Cladophora glomerata, a filamentous green alga that grows on hard substrate, first started to attract significant attention in the mid-1970s, when the species spread in Lakes Huron, Erie, and Ontario. High concentrations of soluble reactive phosphorus in discharges led to increased Cladophora growth, which impaired beaches, ecosystem services, and water intakes. The Great Lakes Water Quality Agreement of 1972 (amended in 1978) presumably helped curb the algal proliferation by setting phosphorus limits for any discharges to the Great Lakes. The scientific literature indicates success in this management strategy as measured maximum biomass values decreased. Recent studies, however, show that – while phosphorus limitations are still in effect – Cladophora has returned, and at greater depths. The introduction and establishment of invasive zebra and quagga mussels (Dreissena polymorpha and Dreissena rostriformis bugensis) to the Great Lakes in the late 1980s to early 1990s cause perturbations in the light environment that lead to favorable conditions for Cladophora.

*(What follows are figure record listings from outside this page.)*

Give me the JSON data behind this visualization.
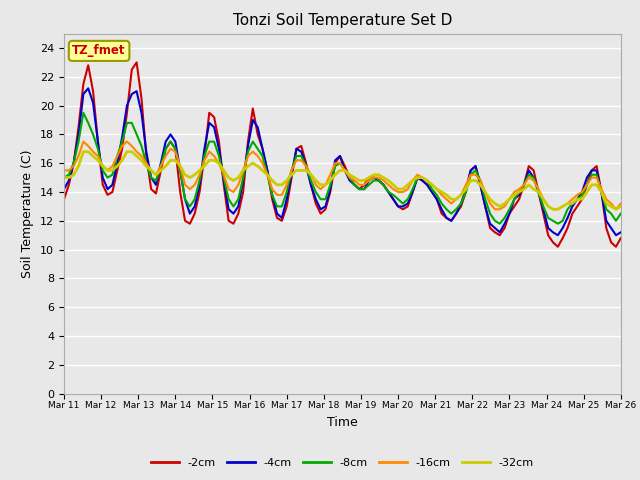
{
  "title": "Tonzi Soil Temperature Set D",
  "xlabel": "Time",
  "ylabel": "Soil Temperature (C)",
  "fig_bg_color": "#e8e8e8",
  "plot_bg_color": "#e8e8e8",
  "ylim": [
    0,
    25
  ],
  "yticks": [
    0,
    2,
    4,
    6,
    8,
    10,
    12,
    14,
    16,
    18,
    20,
    22,
    24
  ],
  "legend_label": "TZ_fmet",
  "series_labels": [
    "-2cm",
    "-4cm",
    "-8cm",
    "-16cm",
    "-32cm"
  ],
  "series_colors": [
    "#cc0000",
    "#0000cc",
    "#00aa00",
    "#ff8800",
    "#cccc00"
  ],
  "line_widths": [
    1.5,
    1.5,
    1.5,
    1.5,
    2.0
  ],
  "x_tick_labels": [
    "Mar 11",
    "Mar 12",
    "Mar 13",
    "Mar 14",
    "Mar 15",
    "Mar 16",
    "Mar 17",
    "Mar 18",
    "Mar 19",
    "Mar 20",
    "Mar 21",
    "Mar 22",
    "Mar 23",
    "Mar 24",
    "Mar 25",
    "Mar 26"
  ],
  "minus2cm": [
    13.5,
    14.5,
    16.0,
    18.5,
    21.5,
    22.8,
    21.0,
    17.5,
    14.5,
    13.8,
    14.0,
    15.5,
    17.0,
    19.5,
    22.5,
    23.0,
    20.5,
    16.5,
    14.2,
    13.9,
    15.5,
    17.0,
    17.5,
    17.0,
    14.0,
    12.0,
    11.8,
    12.5,
    14.0,
    16.5,
    19.5,
    19.2,
    17.5,
    14.5,
    12.0,
    11.8,
    12.5,
    14.0,
    17.5,
    19.8,
    18.0,
    17.0,
    15.5,
    13.5,
    12.2,
    12.0,
    13.0,
    15.0,
    17.0,
    17.2,
    16.0,
    14.5,
    13.2,
    12.5,
    12.8,
    14.0,
    16.0,
    16.5,
    15.8,
    15.0,
    14.5,
    14.2,
    14.5,
    15.0,
    15.0,
    14.8,
    14.5,
    14.0,
    13.5,
    13.0,
    12.8,
    13.0,
    14.0,
    15.0,
    14.8,
    14.5,
    14.0,
    13.5,
    12.5,
    12.2,
    12.0,
    12.5,
    13.0,
    14.0,
    15.5,
    15.8,
    14.5,
    13.0,
    11.5,
    11.2,
    11.0,
    11.5,
    12.5,
    13.0,
    13.5,
    14.5,
    15.8,
    15.5,
    14.0,
    12.5,
    11.0,
    10.5,
    10.2,
    10.8,
    11.5,
    12.5,
    13.0,
    13.5,
    14.5,
    15.5,
    15.8,
    14.0,
    11.5,
    10.5,
    10.2,
    10.8
  ],
  "minus4cm": [
    14.2,
    14.8,
    16.0,
    18.0,
    20.8,
    21.2,
    20.2,
    17.5,
    15.0,
    14.2,
    14.5,
    16.0,
    17.8,
    20.0,
    20.8,
    21.0,
    19.5,
    16.8,
    15.0,
    14.5,
    16.0,
    17.5,
    18.0,
    17.5,
    15.5,
    13.5,
    12.5,
    13.0,
    14.5,
    17.0,
    18.8,
    18.5,
    17.0,
    14.8,
    12.8,
    12.5,
    13.0,
    14.8,
    17.2,
    19.0,
    18.5,
    17.0,
    15.5,
    13.8,
    12.5,
    12.2,
    13.5,
    15.2,
    17.0,
    16.8,
    15.8,
    14.5,
    13.5,
    12.8,
    13.0,
    14.2,
    16.2,
    16.5,
    15.5,
    14.8,
    14.5,
    14.2,
    14.2,
    14.8,
    15.0,
    14.8,
    14.5,
    14.0,
    13.5,
    13.0,
    13.0,
    13.2,
    14.0,
    15.0,
    14.8,
    14.5,
    14.0,
    13.5,
    12.8,
    12.2,
    12.0,
    12.5,
    13.2,
    14.2,
    15.5,
    15.8,
    14.5,
    13.0,
    11.8,
    11.5,
    11.2,
    11.8,
    12.5,
    13.5,
    13.8,
    14.5,
    15.5,
    15.0,
    14.0,
    12.8,
    11.5,
    11.2,
    11.0,
    11.5,
    12.2,
    13.0,
    13.5,
    14.0,
    15.0,
    15.5,
    15.5,
    14.0,
    12.0,
    11.5,
    11.0,
    11.2
  ],
  "minus8cm": [
    15.0,
    15.2,
    16.0,
    17.5,
    19.5,
    18.8,
    18.0,
    17.0,
    15.5,
    15.0,
    15.2,
    16.5,
    17.5,
    18.8,
    18.8,
    18.0,
    17.2,
    16.0,
    15.0,
    14.8,
    15.8,
    17.0,
    17.5,
    17.0,
    15.5,
    13.5,
    13.0,
    13.5,
    14.8,
    16.5,
    17.5,
    17.5,
    16.5,
    15.0,
    13.5,
    13.0,
    13.5,
    15.0,
    16.8,
    17.5,
    17.0,
    16.5,
    15.2,
    13.8,
    13.0,
    13.0,
    14.0,
    15.5,
    16.5,
    16.5,
    15.8,
    14.8,
    14.0,
    13.5,
    13.5,
    14.5,
    15.8,
    16.0,
    15.5,
    15.0,
    14.5,
    14.2,
    14.2,
    14.5,
    14.8,
    14.8,
    14.5,
    14.0,
    13.8,
    13.5,
    13.2,
    13.5,
    14.2,
    15.0,
    15.0,
    14.8,
    14.2,
    13.8,
    13.2,
    12.8,
    12.5,
    12.8,
    13.2,
    14.0,
    15.2,
    15.5,
    14.8,
    13.5,
    12.5,
    12.0,
    11.8,
    12.2,
    12.8,
    13.5,
    14.0,
    14.5,
    15.2,
    15.0,
    14.0,
    13.0,
    12.2,
    12.0,
    11.8,
    12.0,
    12.8,
    13.2,
    13.5,
    13.8,
    14.5,
    15.2,
    15.2,
    14.0,
    12.8,
    12.5,
    12.0,
    12.5
  ],
  "minus16cm": [
    15.5,
    15.5,
    15.8,
    16.5,
    17.5,
    17.2,
    16.8,
    16.5,
    15.8,
    15.5,
    15.8,
    16.5,
    17.2,
    17.5,
    17.2,
    16.8,
    16.5,
    16.0,
    15.5,
    15.2,
    15.8,
    16.5,
    17.0,
    16.8,
    15.8,
    14.5,
    14.2,
    14.5,
    15.2,
    16.2,
    16.8,
    16.5,
    16.0,
    15.2,
    14.2,
    14.0,
    14.5,
    15.5,
    16.5,
    16.8,
    16.5,
    16.0,
    15.2,
    14.2,
    13.8,
    13.8,
    14.5,
    15.5,
    16.2,
    16.2,
    15.8,
    15.2,
    14.5,
    14.2,
    14.5,
    15.2,
    16.0,
    16.0,
    15.5,
    15.0,
    14.8,
    14.5,
    14.5,
    14.8,
    15.0,
    15.0,
    14.8,
    14.5,
    14.2,
    14.0,
    14.0,
    14.2,
    14.8,
    15.2,
    15.0,
    14.8,
    14.5,
    14.2,
    13.8,
    13.5,
    13.2,
    13.5,
    13.8,
    14.5,
    15.2,
    15.2,
    14.8,
    14.0,
    13.2,
    12.8,
    12.8,
    13.0,
    13.5,
    14.0,
    14.2,
    14.5,
    15.0,
    14.8,
    14.2,
    13.5,
    13.0,
    12.8,
    12.8,
    13.0,
    13.2,
    13.5,
    13.8,
    14.0,
    14.5,
    15.0,
    15.0,
    14.2,
    13.5,
    13.2,
    12.8,
    13.2
  ],
  "minus32cm": [
    15.0,
    15.0,
    15.2,
    15.8,
    16.8,
    16.8,
    16.5,
    16.2,
    15.8,
    15.5,
    15.5,
    15.8,
    16.2,
    16.8,
    16.8,
    16.5,
    16.2,
    15.8,
    15.5,
    15.2,
    15.5,
    15.8,
    16.2,
    16.2,
    15.8,
    15.2,
    15.0,
    15.2,
    15.5,
    15.8,
    16.2,
    16.2,
    16.0,
    15.5,
    15.0,
    14.8,
    15.0,
    15.5,
    15.8,
    16.0,
    15.8,
    15.5,
    15.2,
    14.8,
    14.5,
    14.5,
    14.8,
    15.2,
    15.5,
    15.5,
    15.5,
    15.2,
    14.8,
    14.5,
    14.5,
    14.8,
    15.2,
    15.5,
    15.5,
    15.2,
    15.0,
    14.8,
    14.8,
    15.0,
    15.2,
    15.2,
    15.0,
    14.8,
    14.5,
    14.2,
    14.2,
    14.5,
    14.8,
    15.0,
    15.0,
    14.8,
    14.5,
    14.2,
    14.0,
    13.8,
    13.5,
    13.5,
    13.8,
    14.2,
    14.8,
    14.8,
    14.5,
    14.0,
    13.5,
    13.2,
    13.0,
    13.2,
    13.5,
    13.8,
    14.0,
    14.2,
    14.5,
    14.2,
    14.0,
    13.5,
    13.0,
    12.8,
    12.8,
    13.0,
    13.2,
    13.2,
    13.5,
    13.5,
    14.0,
    14.5,
    14.5,
    14.0,
    13.2,
    13.0,
    12.8,
    13.0
  ]
}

This dissertation first investigates the potential drivers of the Cladophora resurgence by comparing historical data and conducting a modeling exercise that – for the first time – quantifies the effect of each driving force on the Cladophora resurgence (Chapter 2). In the spirit of monitoring and analyzing existing data, this section establishes that the Cladophora resurgence is not only perceived but real and that changes in light conditions following the invasion of dreissenids allow for renewed algal proliferation. Chapter 3 of this work describes the development, calibration, and confirmation of a hydrodynamic model, which is applied to describe mass transport in the nearshore of northern Lake Ontario. This work is in response the Great Lakes Water Quality Protocol of 2012, which recognizes that a whole-lake (offshore) approach to controlling nuisance algal growth will not be effective where effluent and tributary discharges are received immediately and locally in the nearshore. Chapter 4 focuses on the development, calibration, and confirmation of the Great Lakes Cladophora Model version 3 (GLCM v3), which includes several improvements of the previous version of the GLCM: redefined light/temperature rate of photosynthesis and respiration response curves, inclusion of a growth-inhibiting self-shading term, a newly defined relationship between the phosphorus uptake rate and stored phosphorus content, replacement of the Droop relationship between the rate of photosynthesis and stored phosphorus content with a similar relationship based on experimental results, and treatment of self-shading and sloughing for an improved understanding and algorithm describing those processes. The GLCM v3 will serve to set a phosphorus standard specific to managing Cladophora, an ecosystem objective that has never been quantitatively defined before.